Namely, while we rely on queue length to sort the candidate nodes for 
OContainer allocation, the queue length used in computation can be 
stale/outdated, depending on node HB frequency, leading to an exceedingly high 
number of queued nodes. This excessive queueing can lead to queued vertices on 
the critical path of our jobs blocking the rest of the job's vertices. Here's 
an example illustrating what can happen:
Suppose an NM can run 3 containers, and has no allocated containers to start 
with.
AM -> RM: heartbeat, allocate 6 containers
RM.NodeQueueLoadMonitor: nothing allocated on NM now, mark 3 containers on NM 
as allocated to AM, 3 containers from AM outstanding.
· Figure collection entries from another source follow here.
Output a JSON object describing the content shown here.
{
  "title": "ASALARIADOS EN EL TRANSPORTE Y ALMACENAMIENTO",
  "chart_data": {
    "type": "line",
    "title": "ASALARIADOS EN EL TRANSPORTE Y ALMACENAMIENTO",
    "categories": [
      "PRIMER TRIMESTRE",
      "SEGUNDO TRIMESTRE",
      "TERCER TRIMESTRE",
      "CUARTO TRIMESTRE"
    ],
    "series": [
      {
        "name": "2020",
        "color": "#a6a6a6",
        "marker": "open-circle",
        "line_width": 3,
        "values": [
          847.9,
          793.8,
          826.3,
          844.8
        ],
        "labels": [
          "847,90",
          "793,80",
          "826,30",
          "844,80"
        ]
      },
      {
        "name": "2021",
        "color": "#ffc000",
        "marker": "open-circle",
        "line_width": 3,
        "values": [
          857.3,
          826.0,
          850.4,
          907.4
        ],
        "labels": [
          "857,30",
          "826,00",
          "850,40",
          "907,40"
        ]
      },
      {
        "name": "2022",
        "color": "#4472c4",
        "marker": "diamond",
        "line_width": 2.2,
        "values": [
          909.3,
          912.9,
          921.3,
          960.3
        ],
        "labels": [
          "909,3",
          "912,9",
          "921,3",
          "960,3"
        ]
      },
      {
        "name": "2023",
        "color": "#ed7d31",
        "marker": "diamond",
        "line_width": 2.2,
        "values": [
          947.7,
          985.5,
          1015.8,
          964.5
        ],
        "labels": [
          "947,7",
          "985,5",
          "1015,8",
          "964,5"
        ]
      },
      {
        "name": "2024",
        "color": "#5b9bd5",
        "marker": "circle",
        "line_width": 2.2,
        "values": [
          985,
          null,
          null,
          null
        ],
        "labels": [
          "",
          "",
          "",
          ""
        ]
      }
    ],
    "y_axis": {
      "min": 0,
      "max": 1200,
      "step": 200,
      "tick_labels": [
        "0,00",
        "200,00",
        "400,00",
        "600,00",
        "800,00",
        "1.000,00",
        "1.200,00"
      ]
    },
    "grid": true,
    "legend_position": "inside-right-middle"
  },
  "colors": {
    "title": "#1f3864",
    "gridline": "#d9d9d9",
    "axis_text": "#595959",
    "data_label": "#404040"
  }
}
RM -> AM: allocate 3 containers on NM
NM -> RM: heartbeat with no containers allocated
RM.NodeQueueLoadMonitor: mark 0 containers allocated on NM
AM -> NM: run 3 containers
NM ->AM : ACK, run 3 containers, no more capacity on NM
AM -> RM: heartbeat
RM.NodeQueueLoadMonitor: nothing allocated on NM now, mark 3 more containers on 
NM as allocated to AM (in reality, there should be 3 containers already 
allocated on NM, and the 3 marked in this heartbeat will be queued), no 
containers from AM outstanding.
RM -> AM: allocate the 3 remaining containers on NM

We've found that, if OContainers are unlucky, they can be co-located with 
vertices that run for an excessively long period of time, requiring them to 
wait a long time before they can begin to run. This led to certain jobs to 
experience a > 3x increase in median run time. In these cases, it is better for 
the OContainer to remain un-released at the RM until NMs report available 
resources.

To address this, we propose a new allocation policy 
{{QUEUE_LENGTH_THEN_RESOURCES}}, orthogonal to the original {{QUEUE_LENGTH}} 
policy, that considers the available node resources when allocating OContainers.
It first sorts the candidate nodes by queue length in an ascending fashion, 
then by available resources.
In the case where the maximum queue length on nodes is zero, it simply waits 
until a node reports available resources to run OContainers.